Competition for sale-leaseback acquisitions has not necessarily slackened, say some. "When capital was readily available there was certainly more competition at the margins, and those players I've seen go away or become uncompetitive, but from my perspective the guys we deal with and compete against on a day-in, day-out basis--they're still there, they have access to capital and they're still buying," says Mavoides. Pruett aggress, saying: "The same competition is out there."

And in terms of pricing, Pruett and others say they have yet to see much movement in cap rates on sale-leaseback deals. But adjustments are still likely to come. "For 2008, we're going to start to see a real cap rate adjustment on your normal flow of deals.

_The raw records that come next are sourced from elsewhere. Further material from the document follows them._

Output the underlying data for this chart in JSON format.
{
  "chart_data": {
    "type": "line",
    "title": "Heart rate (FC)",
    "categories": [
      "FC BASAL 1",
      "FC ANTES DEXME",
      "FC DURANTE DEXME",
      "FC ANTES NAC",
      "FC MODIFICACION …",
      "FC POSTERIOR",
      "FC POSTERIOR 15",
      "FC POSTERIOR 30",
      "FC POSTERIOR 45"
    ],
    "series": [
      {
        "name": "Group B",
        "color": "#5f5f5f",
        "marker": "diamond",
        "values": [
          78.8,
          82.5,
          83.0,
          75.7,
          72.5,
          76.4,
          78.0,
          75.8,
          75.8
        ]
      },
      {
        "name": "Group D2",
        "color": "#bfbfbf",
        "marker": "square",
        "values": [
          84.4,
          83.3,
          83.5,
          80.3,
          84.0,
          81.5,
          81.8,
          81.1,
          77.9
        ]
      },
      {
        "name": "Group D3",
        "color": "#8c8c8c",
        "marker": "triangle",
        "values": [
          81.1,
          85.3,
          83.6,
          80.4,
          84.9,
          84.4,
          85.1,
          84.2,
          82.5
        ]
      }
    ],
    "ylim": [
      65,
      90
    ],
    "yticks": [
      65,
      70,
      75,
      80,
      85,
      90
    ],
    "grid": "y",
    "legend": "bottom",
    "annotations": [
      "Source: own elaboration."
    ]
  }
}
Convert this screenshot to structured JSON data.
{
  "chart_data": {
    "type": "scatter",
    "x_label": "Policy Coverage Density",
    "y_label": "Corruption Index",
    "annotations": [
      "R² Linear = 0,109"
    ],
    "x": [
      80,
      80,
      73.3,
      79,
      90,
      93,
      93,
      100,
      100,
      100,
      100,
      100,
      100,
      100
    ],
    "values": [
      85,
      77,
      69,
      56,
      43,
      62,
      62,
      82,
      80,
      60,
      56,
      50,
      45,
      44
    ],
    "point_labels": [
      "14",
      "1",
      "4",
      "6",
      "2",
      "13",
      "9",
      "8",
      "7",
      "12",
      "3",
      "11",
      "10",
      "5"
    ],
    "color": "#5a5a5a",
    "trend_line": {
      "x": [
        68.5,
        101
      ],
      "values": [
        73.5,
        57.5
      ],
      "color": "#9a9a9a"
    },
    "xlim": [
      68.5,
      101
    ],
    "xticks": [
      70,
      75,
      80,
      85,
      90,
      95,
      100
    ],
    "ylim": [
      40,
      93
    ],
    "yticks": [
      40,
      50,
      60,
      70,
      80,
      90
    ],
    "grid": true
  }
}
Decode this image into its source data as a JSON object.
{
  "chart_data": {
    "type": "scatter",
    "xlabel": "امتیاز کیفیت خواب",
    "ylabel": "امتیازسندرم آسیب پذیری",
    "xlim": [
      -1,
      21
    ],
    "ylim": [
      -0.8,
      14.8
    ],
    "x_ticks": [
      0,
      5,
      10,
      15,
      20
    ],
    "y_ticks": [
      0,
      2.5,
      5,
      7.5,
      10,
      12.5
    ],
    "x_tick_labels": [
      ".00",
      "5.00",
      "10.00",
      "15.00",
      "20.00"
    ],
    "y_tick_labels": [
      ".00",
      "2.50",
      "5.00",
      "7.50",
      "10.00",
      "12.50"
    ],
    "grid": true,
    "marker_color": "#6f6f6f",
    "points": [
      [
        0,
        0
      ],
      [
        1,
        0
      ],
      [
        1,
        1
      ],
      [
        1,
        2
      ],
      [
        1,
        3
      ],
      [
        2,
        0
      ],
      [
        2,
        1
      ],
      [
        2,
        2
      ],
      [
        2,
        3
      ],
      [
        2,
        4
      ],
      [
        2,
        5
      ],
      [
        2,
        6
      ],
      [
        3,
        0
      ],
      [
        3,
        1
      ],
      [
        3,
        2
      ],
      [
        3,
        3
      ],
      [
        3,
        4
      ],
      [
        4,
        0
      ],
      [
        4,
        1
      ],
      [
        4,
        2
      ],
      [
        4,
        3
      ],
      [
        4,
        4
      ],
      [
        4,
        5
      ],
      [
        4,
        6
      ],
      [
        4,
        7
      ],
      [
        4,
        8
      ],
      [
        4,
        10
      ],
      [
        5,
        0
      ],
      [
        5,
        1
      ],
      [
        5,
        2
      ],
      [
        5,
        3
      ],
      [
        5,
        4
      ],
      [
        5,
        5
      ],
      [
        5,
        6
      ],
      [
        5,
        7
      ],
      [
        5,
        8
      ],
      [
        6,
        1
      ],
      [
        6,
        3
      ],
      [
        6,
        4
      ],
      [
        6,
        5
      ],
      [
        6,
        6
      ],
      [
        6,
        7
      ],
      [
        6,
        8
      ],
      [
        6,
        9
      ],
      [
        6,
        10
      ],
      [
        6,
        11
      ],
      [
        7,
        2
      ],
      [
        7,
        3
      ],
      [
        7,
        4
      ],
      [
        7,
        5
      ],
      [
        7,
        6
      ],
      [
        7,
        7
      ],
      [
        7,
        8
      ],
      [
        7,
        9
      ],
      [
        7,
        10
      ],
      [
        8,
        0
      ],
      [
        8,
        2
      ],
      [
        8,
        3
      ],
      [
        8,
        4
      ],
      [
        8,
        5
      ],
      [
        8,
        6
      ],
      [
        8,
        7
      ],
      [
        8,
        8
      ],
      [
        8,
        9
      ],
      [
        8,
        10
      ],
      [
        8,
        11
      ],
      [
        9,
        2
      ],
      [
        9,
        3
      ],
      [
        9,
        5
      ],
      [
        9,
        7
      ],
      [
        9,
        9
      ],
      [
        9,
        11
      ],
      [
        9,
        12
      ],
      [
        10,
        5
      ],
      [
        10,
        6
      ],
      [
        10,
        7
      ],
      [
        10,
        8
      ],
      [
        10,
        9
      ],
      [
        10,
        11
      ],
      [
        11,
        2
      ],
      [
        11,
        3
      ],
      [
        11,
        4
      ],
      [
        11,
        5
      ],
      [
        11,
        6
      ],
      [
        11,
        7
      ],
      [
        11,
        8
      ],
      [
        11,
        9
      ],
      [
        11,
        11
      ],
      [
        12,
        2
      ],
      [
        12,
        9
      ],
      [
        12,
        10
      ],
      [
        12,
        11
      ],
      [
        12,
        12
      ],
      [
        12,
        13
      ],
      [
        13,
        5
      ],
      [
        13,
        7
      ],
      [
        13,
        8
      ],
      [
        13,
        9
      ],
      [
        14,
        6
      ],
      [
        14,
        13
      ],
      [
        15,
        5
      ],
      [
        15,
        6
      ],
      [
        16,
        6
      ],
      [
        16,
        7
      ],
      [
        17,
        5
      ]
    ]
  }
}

With the credit crisis of the fall, we've seen it typically takes six months or so for the sellers' expectations on cap rates to really reflect the investors' cost of capital," says Chad Adams, VP of acquisitions at Wheeling, WV-based Century Equities Inc.

"I've started to see brokers who bring us deals and also sellers when we're starting to speak to them, are starting to understand more that they don't have a seven cap deal," says Adams. "Everybody thought for the last two years that no matter what their credit was like, they had a seven cap deal. We spend a lot of time adjusting the expectations of sellers to not steal a property but pay a fair cap rate."